• F O R T Y T H R E E •

40 16 3
                                    

It is like a small story, my household that is. Two ladies, Aphrodite and Draupadi. Aphrodite with her beauty and blades from Dushasan. My father's love is insipid. Blunt blades cutting apples, my mother's happiness. She really doesn't understand that her beauty is not a gift. She has split hearts, abusing the love of Krishna.

Draupadi is awry. She is not me. She is my heart, she is my blood, the iron in my veins and arteries. Someone who stepped on the crown of Ares and cursed anyone who touched the strings of her saree. But I only ask the Draupadi in me to love herself, not the five brothers, and stop fixing herself into dark places. My father called me philandering, hissed at Draupadi's bangles and hugged Aphrodite's milky waist.

I'm fifteen and my words don't really matter. But, today I noticed how confined my mother is. She looks so gallant and happy everytime she puts on her earrings, her favourite lipstick almost as if its her armour. And maybe it is. But unfortunately, her own family has broken the heart of a gladiatrix. She has abstained herself and somehow ended up scandalising her own system, full of raging chemicals.

Everytime there is less salt in the curry, my father would look at her with contempt. Not with a look that would say, it is completely fine.

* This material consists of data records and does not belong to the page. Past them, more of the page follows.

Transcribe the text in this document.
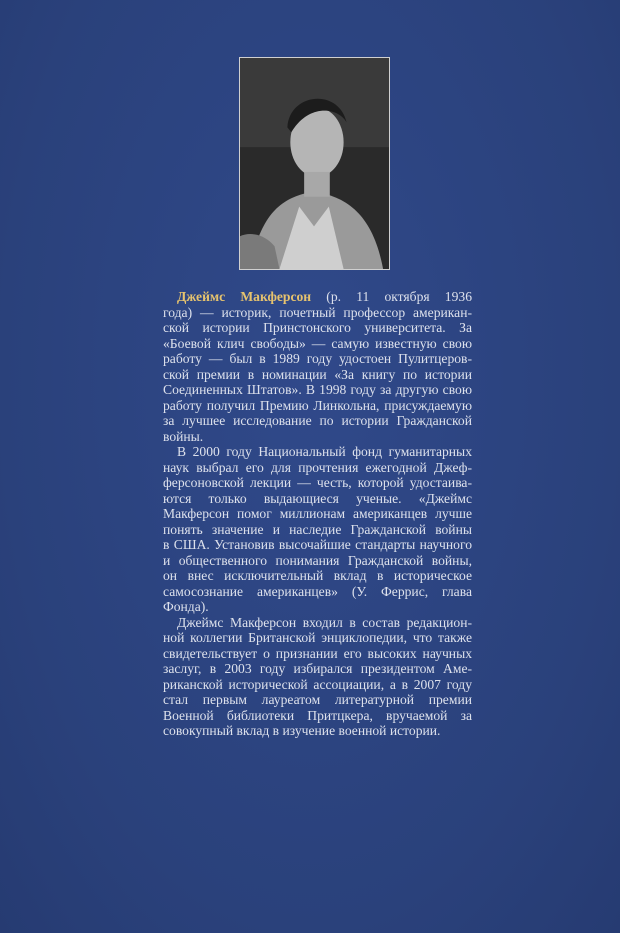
Джеймс Макферсон (р. 11 октября 1936
года) — историк, почетный профессор американ-
ской истории Принстонского университета. За
«Боевой клич свободы» — самую известную свою
работу — был в 1989 году удостоен Пулитцеров-
ской премии в номинации «За книгу по истории
Соединенных Штатов». В 1998 году за другую свою
работу получил Премию Линкольна, присуждаемую
за лучшее исследование по истории Гражданской
войны.
В 2000 году Национальный фонд гуманитарных
наук выбрал его для прочтения ежегодной Джеф-
ферсоновской лекции — честь, которой удостаива-
ются только выдающиеся ученые. «Джеймс
Макферсон помог миллионам американцев лучше
понять значение и наследие Гражданской войны
в США. Установив высочайшие стандарты научного
и общественного понимания Гражданской войны,
он внес исключительный вклад в историческое
самосознание американцев» (У. Феррис, глава
Фонда).
Джеймс Макферсон входил в состав редакцион-
ной коллегии Британской энциклопедии, что также
свидетельствует о признании его высоких научных
заслуг, в 2003 году избирался президентом Аме-
риканской исторической ассоциации, а в 2007 году
стал первым лауреатом литературной премии
Военной библиотеки Притцкера, вручаемой за
совокупный вклад в изучение военной истории.
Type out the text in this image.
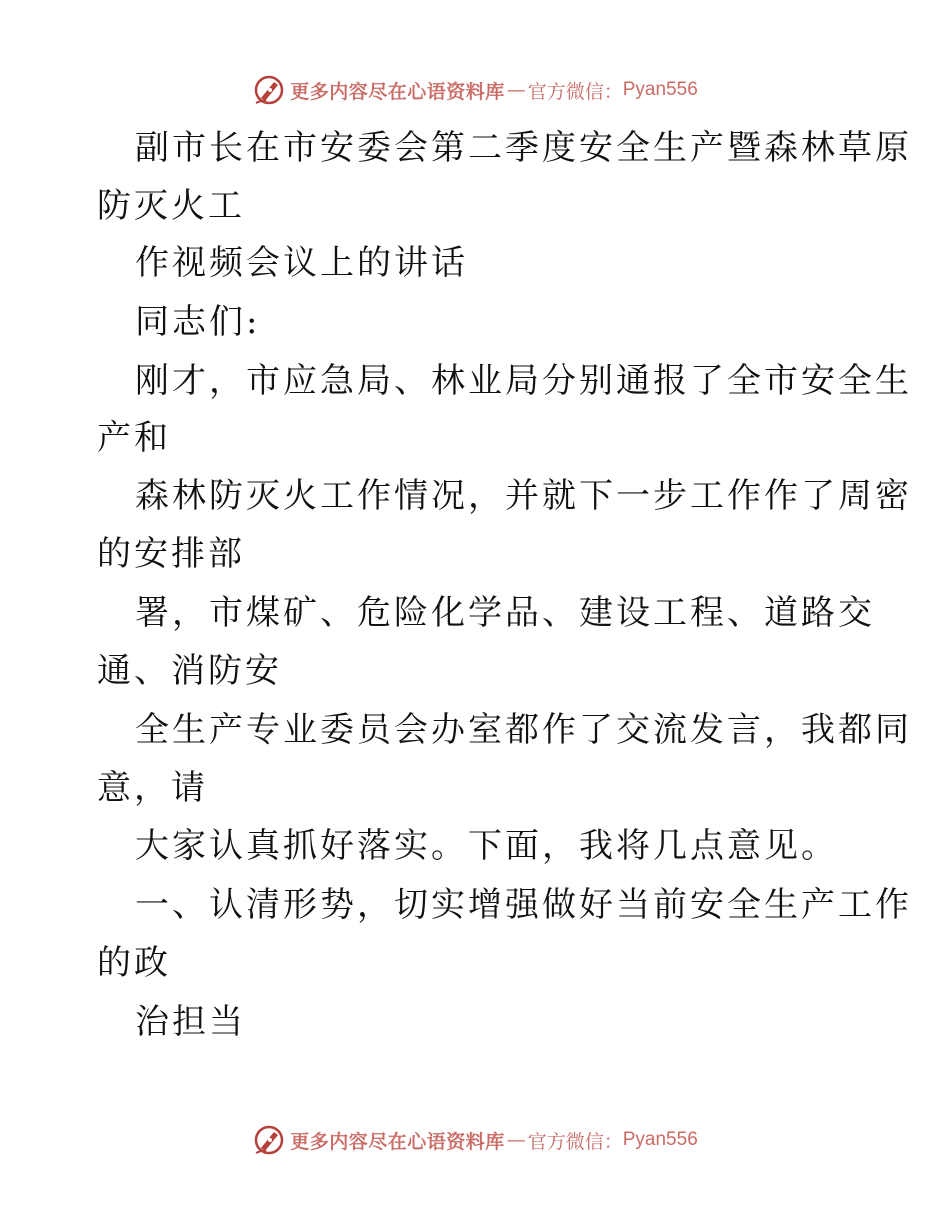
更多内容尽在心语资料库 — 官方微信： Pyan556
副市长在市安委会第二季度安全生产暨森林草原
防灭火工
作视频会议上的讲话
同志们:
刚才，市应急局、林业局分别通报了全市安全生
产和
森林防灭火工作情况，并就下一步工作作了周密
的安排部
署，市煤矿、危险化学品、建设工程、道路交
通、消防安
全生产专业委员会办室都作了交流发言，我都同
意，请
大家认真抓好落实。下面，我将几点意见。
一、认清形势，切实增强做好当前安全生产工作
的政
治担当
更多内容尽在心语资料库 — 官方微信： Pyan556
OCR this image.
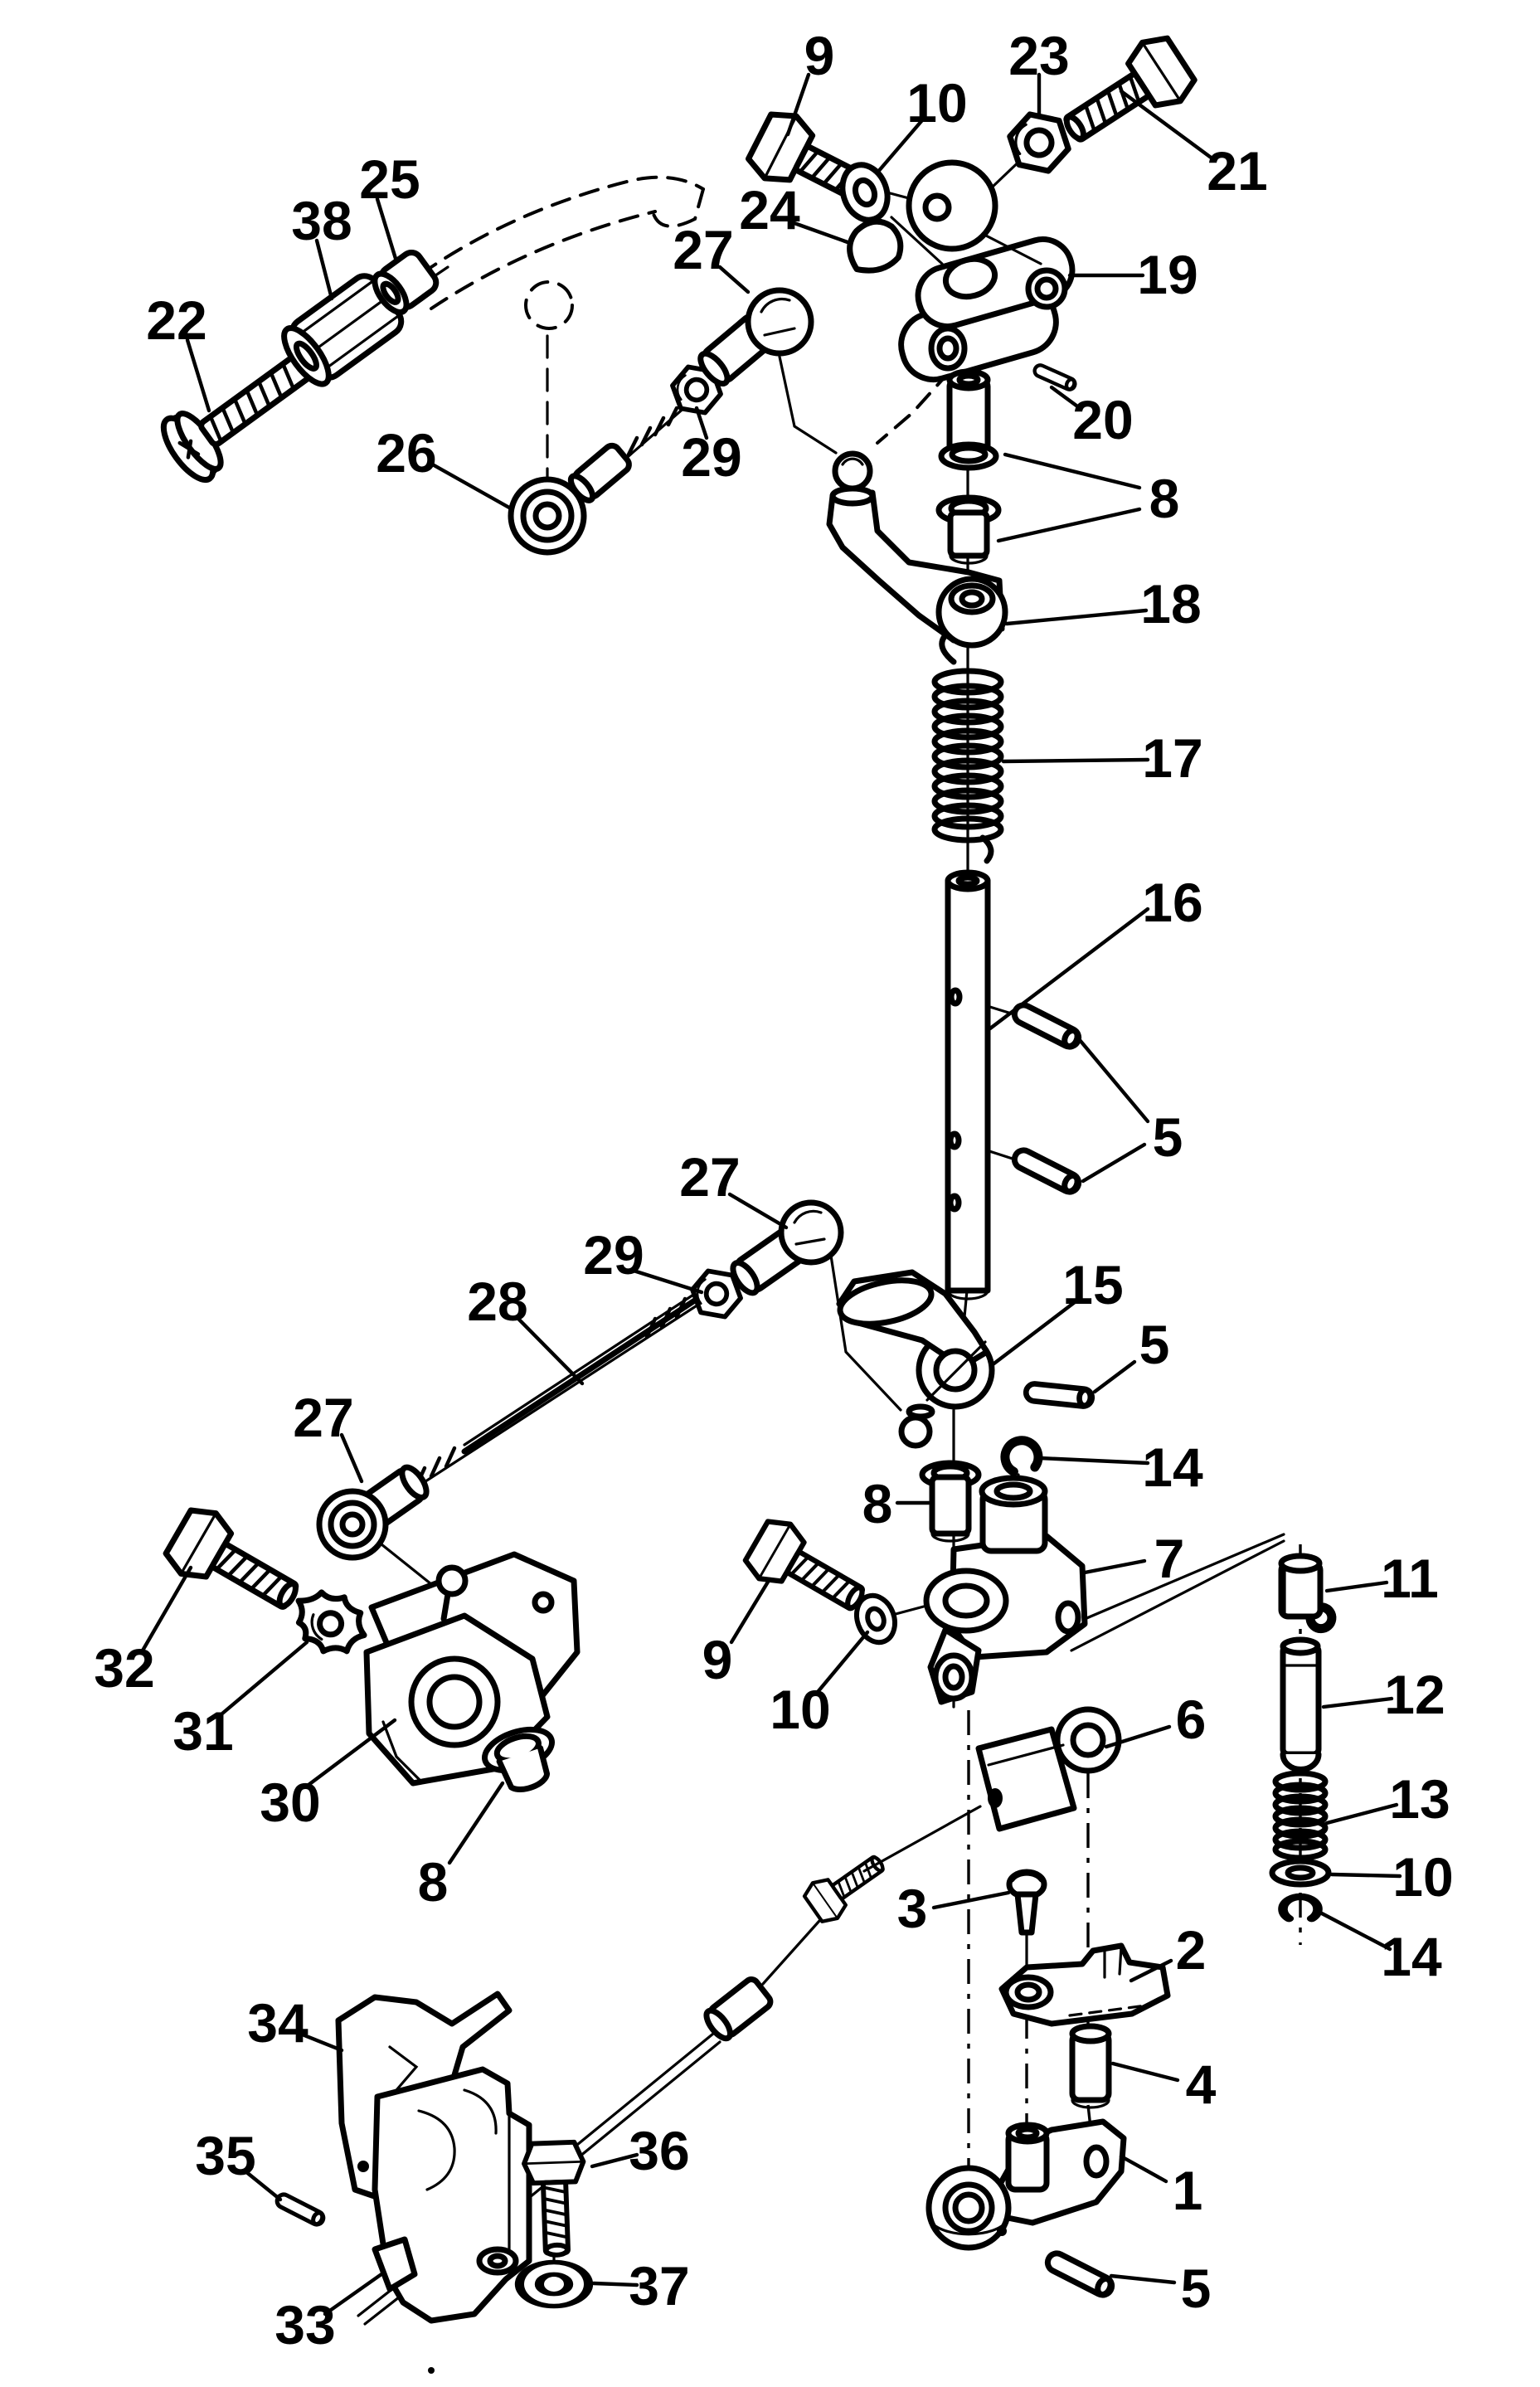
9
10
23
21
25
38
22
24
27	19
26	29
20
8
18
17
16
5
15
5
14
8
7
27
29
28
27
32
31
30
8
9
10
11
12
13
10
14
6
3
2
4
1
5
34
35	36
37
33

My mother said rapists don't understand and unconsciously called me licentious. She painted herself black, calling her patriarchal parents chivalrous. But today, she can't enunciate her love for me. I think, she is a rock and I am a river. A weak river, who couldn't cut through her. Her jewellery shines everytime the sun falls on it, but deep down that gold has the blood of someone rusted. And everytime I wear them, it feels like the heartstrings of my subliminal mother is choking me.

Aphrodite and Draupadi are sisters. Daughter and mother. Cakes and pastries. Blades and swords. Tears and screams. But everytime the Gods - my father - asked them to treat their wounds after returning from war - from office, a part of them would shatter.

No one loved them. They didn't love each other. They didn't love themselves.